Go in the strength you have and save Israel out of Midian’s hand,” Gideon responded, saying, “Pardon me, my lord, but how can I save Israel? My clan is the weakest in Manasseh, and I am the least in my family” (Judg. 6:14-15).
Gideon, also named Jerubbaal and Jerubbesheth, was a military leader, judge and prophet whose calling and victory over the Midianites are recounted in chapters 6 to 8 of the Book of Judges in the Hebrew Bible. Gideon was the son of Joash, from the Abiezrite clan in the tribe of Manasseh and lived in Ephra.

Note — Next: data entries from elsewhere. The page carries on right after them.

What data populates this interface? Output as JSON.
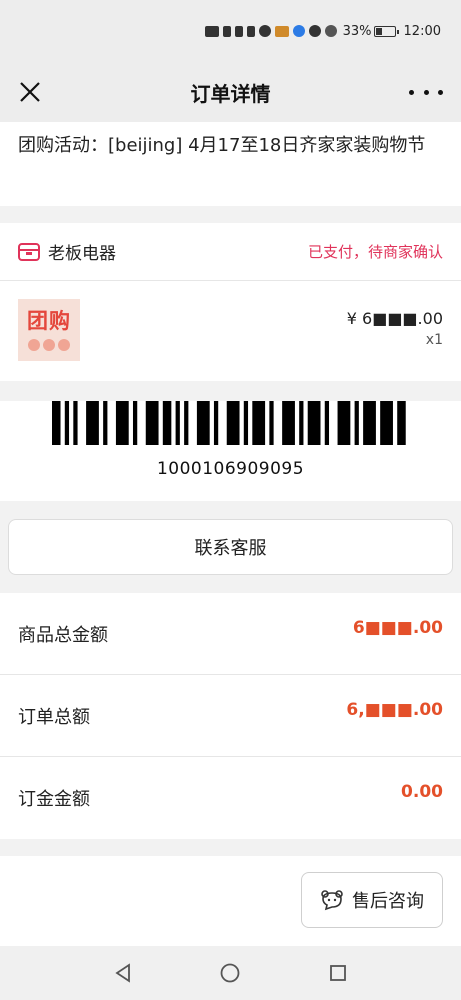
{
  "status_bar": {
    "battery": "33%",
    "time": "12:00",
    "icons": [
      "hd-icon",
      "signal-4g-icon",
      "signal-4g-icon",
      "wifi-icon",
      "wechat-icon",
      "app-icon",
      "app-icon",
      "nfc-icon",
      "eye-icon",
      "battery-icon"
    ]
  },
  "header": {
    "title": "订单详情",
    "close_icon": "close-icon",
    "more_icon": "more-icon"
  },
  "activity": {
    "text": "团购活动：[beijing] 4月17至18日齐家家装购物节"
  },
  "shop": {
    "name": "老板电器",
    "status": "已支付，待商家确认",
    "icon": "shop-icon",
    "accent": "#e0335a"
  },
  "product": {
    "thumb_text": "团购",
    "price": "¥ 6■■■.00",
    "qty": "x1"
  },
  "barcode": {
    "number": "1000106909095"
  },
  "customer_service": {
    "label": "联系客服"
  },
  "summary": {
    "items": [
      {
        "label": "商品总金额",
        "value": "6■■■.00"
      },
      {
        "label": "订单总额",
        "value": "6,■■■.00"
      },
      {
        "label": "订金金额",
        "value": "0.00"
      }
    ],
    "value_color": "#e4502a"
  },
  "footer": {
    "after_sale_label": "售后咨询",
    "after_sale_icon": "chat-bear-icon"
  },
  "system_nav": {
    "back_icon": "back-triangle-icon",
    "home_icon": "home-circle-icon",
    "recent_icon": "recent-square-icon"
  }
}
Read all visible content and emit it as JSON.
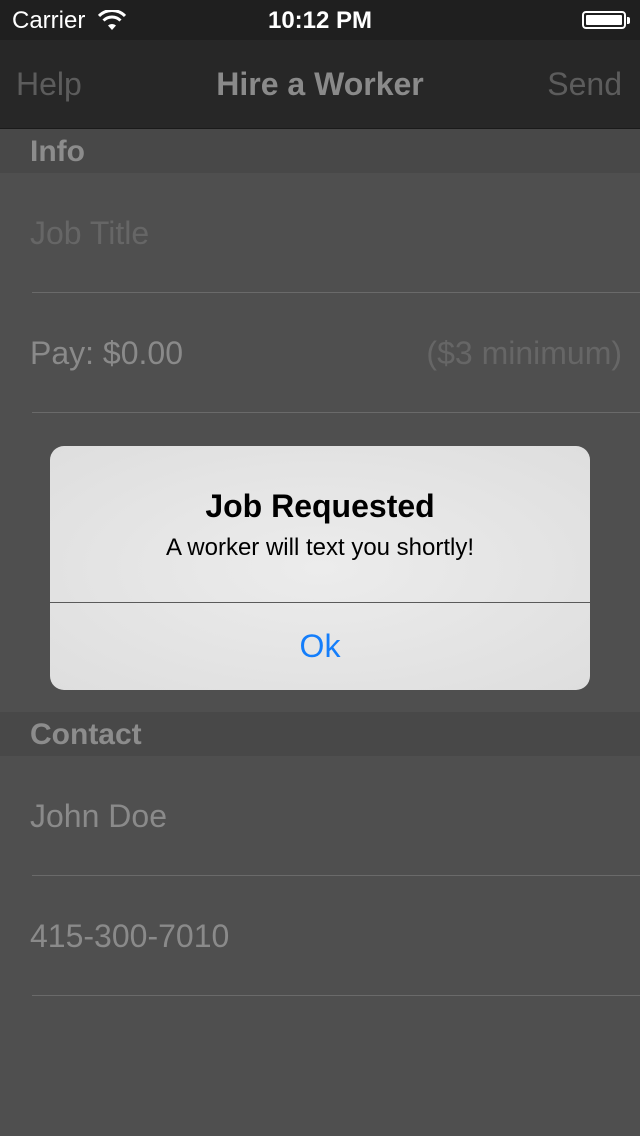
{
  "status_bar": {
    "carrier": "Carrier",
    "time": "10:12 PM",
    "wifi_icon": "wifi-icon",
    "battery_icon": "battery-icon"
  },
  "nav": {
    "left": "Help",
    "title": "Hire a Worker",
    "right": "Send"
  },
  "info_section": {
    "header": "Info",
    "job_title_placeholder": "Job Title",
    "pay_value": "Pay: $0.00",
    "pay_hint": "($3 minimum)"
  },
  "contact_section": {
    "header": "Contact",
    "name": "John Doe",
    "phone": "415-300-7010"
  },
  "alert": {
    "title": "Job Requested",
    "message": "A worker will text you shortly!",
    "button": "Ok"
  },
  "colors": {
    "alert_button": "#147efb",
    "background": "#4f4f4f",
    "navbar": "#272727"
  }
}
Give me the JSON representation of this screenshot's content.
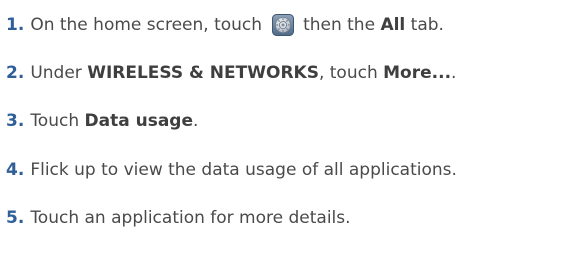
{
  "steps": [
    {
      "number": "1",
      "dot": ".",
      "text_before_icon": "On the home screen, touch",
      "icon": "settings-gear-icon",
      "text_after_icon": "then the",
      "bold": "All",
      "text_end": "tab."
    },
    {
      "number": "2",
      "dot": ".",
      "text_a": "Under",
      "bold_a": "WIRELESS & NETWORKS",
      "text_b": ", touch",
      "bold_b": "More...",
      "text_end": "."
    },
    {
      "number": "3",
      "dot": ".",
      "text_a": "Touch",
      "bold_a": "Data usage",
      "text_end": "."
    },
    {
      "number": "4",
      "dot": ".",
      "text": "Flick up to view the data usage of all applications."
    },
    {
      "number": "5",
      "dot": ".",
      "text": "Touch an application for more details."
    }
  ],
  "colors": {
    "number": "#2f5f99",
    "text": "#4a4a4a",
    "bold_text": "#3f3f3f"
  }
}
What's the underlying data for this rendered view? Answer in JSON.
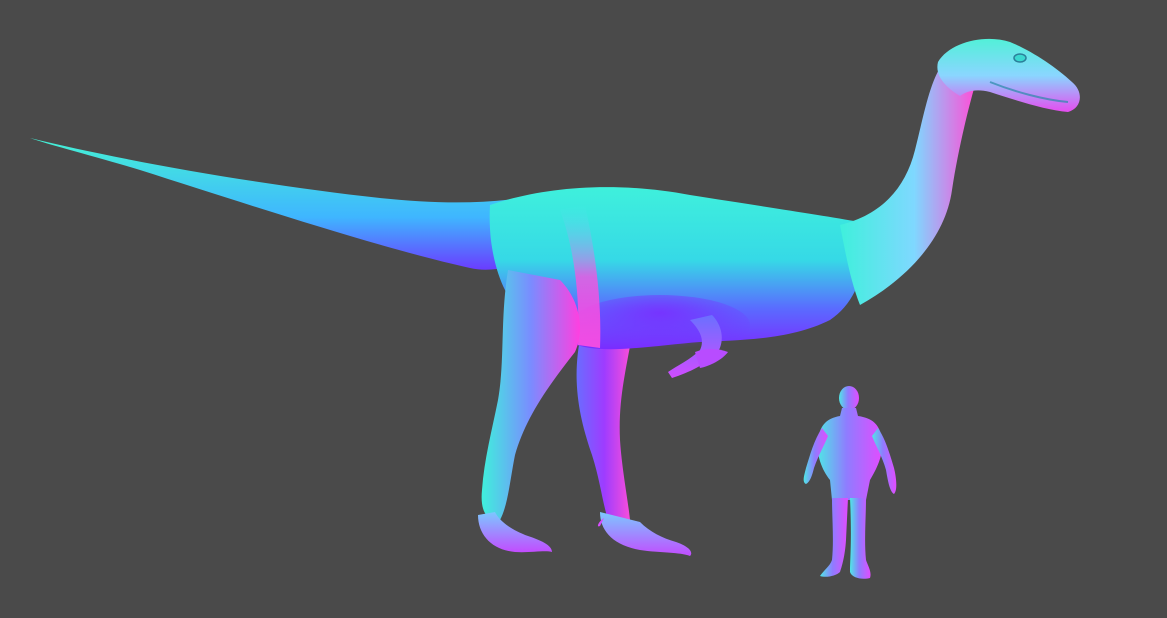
{
  "viewport": {
    "background": "#4a4a4a"
  },
  "palette": {
    "normal_cyan": "#3ff0dc",
    "normal_teal": "#2fe6c0",
    "normal_blue": "#4f6dff",
    "normal_violet": "#7a2cff",
    "normal_magenta": "#e033ff",
    "normal_pink": "#ff4fd8"
  },
  "objects": [
    {
      "name": "dinosaur-model",
      "shading": "normal-map"
    },
    {
      "name": "human-model",
      "shading": "normal-map"
    }
  ]
}
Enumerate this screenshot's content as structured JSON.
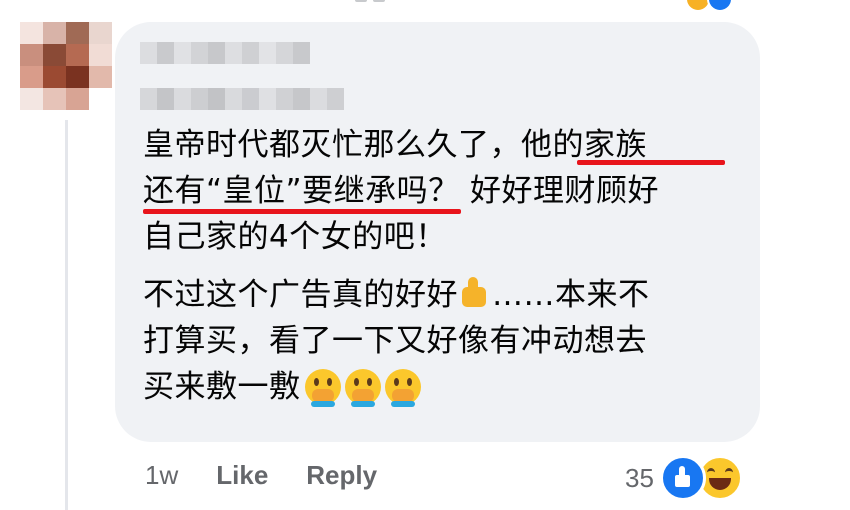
{
  "comment": {
    "paragraphs": [
      [
        "皇帝时代都灭忙那么久了，他的家族",
        "还有“皇位”要继承吗？ 好好理财顾好",
        "自己家的4个女的吧！"
      ],
      [
        "不过这个广告真的好好",
        "……本来不",
        "打算买，看了一下又好像有冲动想去",
        "买来敷一敷"
      ]
    ],
    "inline_icons": [
      "thumbs-up-icon",
      "face-with-hand-over-mouth-icon"
    ]
  },
  "meta": {
    "timestamp": "1w",
    "like_label": "Like",
    "reply_label": "Reply"
  },
  "reactions": {
    "count": "35",
    "icons": [
      "like-reaction-icon",
      "haha-reaction-icon"
    ]
  },
  "colors": {
    "bubble": "#f0f2f5",
    "underline": "#e8141b",
    "meta_text": "#65676b",
    "like_blue": "#1877f2"
  }
}
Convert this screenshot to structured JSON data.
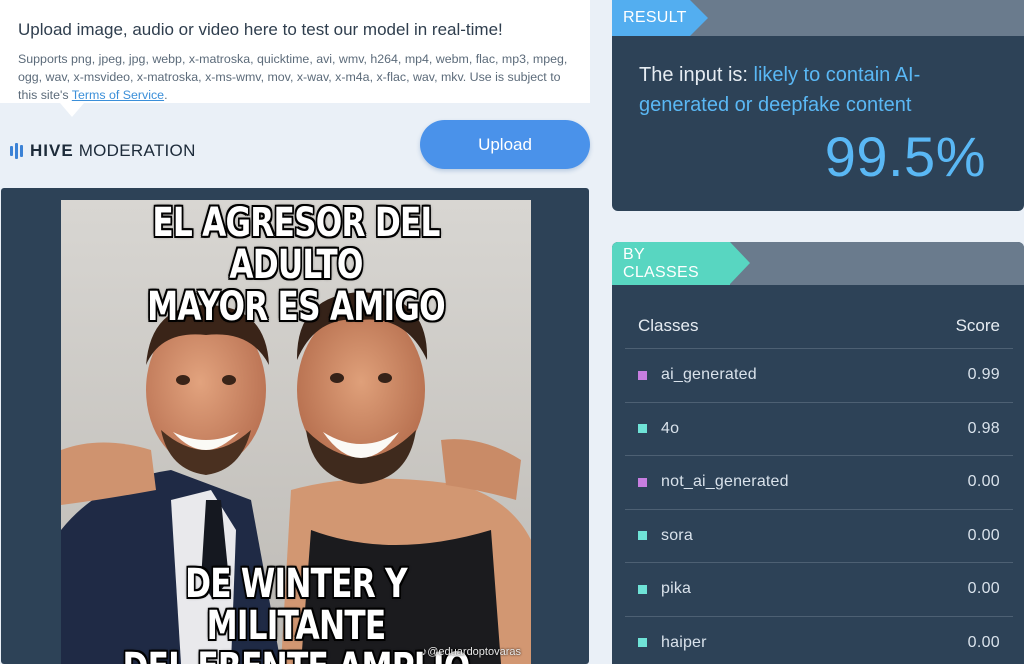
{
  "upload": {
    "title": "Upload image, audio or video here to test our model in real-time!",
    "desc": "Supports png, jpeg, jpg, webp, x-matroska, quicktime, avi, wmv, h264, mp4, webm, flac, mp3, mpeg, ogg, wav, x-msvideo, x-matroska, x-ms-wmv, mov, x-wav, x-m4a, x-flac, wav, mkv. Use is subject to this site's ",
    "terms_link": "Terms of Service",
    "terms_suffix": ".",
    "button": "Upload"
  },
  "brand": {
    "bold": "HIVE",
    "light": "MODERATION",
    "accent": "#3b82d6"
  },
  "image": {
    "top_text_line1": "EL AGRESOR DEL  ADULTO",
    "top_text_line2": "MAYOR  ES  AMIGO",
    "bottom_text_line1": "DE WINTER Y MILITANTE",
    "bottom_text_line2": "DEL FRENTE AMPLIO",
    "watermark": "♪@eduardoptovaras"
  },
  "result": {
    "tag": "RESULT",
    "prefix": "The input is: ",
    "verdict": "likely to contain AI-generated or deepfake content",
    "score": "99.5%"
  },
  "classes": {
    "tag": "BY CLASSES",
    "col_class": "Classes",
    "col_score": "Score",
    "rows": [
      {
        "name": "ai_generated",
        "score": "0.99",
        "color": "#c77ee0"
      },
      {
        "name": "4o",
        "score": "0.98",
        "color": "#6fe3d7"
      },
      {
        "name": "not_ai_generated",
        "score": "0.00",
        "color": "#c77ee0"
      },
      {
        "name": "sora",
        "score": "0.00",
        "color": "#6fe3d7"
      },
      {
        "name": "pika",
        "score": "0.00",
        "color": "#6fe3d7"
      },
      {
        "name": "haiper",
        "score": "0.00",
        "color": "#6fe3d7"
      }
    ]
  }
}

When we meet Gideon in the Bible, we find him hiding. Not the greatest start for a leader. Especially when we consider what God ultimately calls him to do as judge of Israel: defeat the Midianites (an enemy that had taken over Israel).
See, in the time of the judges, Israel had fallen into a cyclical pattern. They would sin, an enemy would take over, they would cry out to God, and God would appoint a judge to drive out the enemy. Repeat.
But Gideon doesn’t exactly like this calling of his. He comes from a lesser tribe and doesn’t have a great position in the family birth order. So he tests God.
The Bible tells us not to put God to the test, so although God seems to allow this, he has Gideon make up for it later. How he does this is by shrinking Gideon’s army to attack tens of thousands of Midianites with … 300 men.
You can imagine Gideon’s trepidation. Especially because we first find him hiding from Israel’s enemies.
Gideon’s story shows us that God can use anyone, even the least of these, to accomplish great things. We also learn that we can do nothing apart from God. Gideon tried to use thousands of soldiers as a hedge of protection, and God said, “No. You need to rely on me. Not on the strength of men.”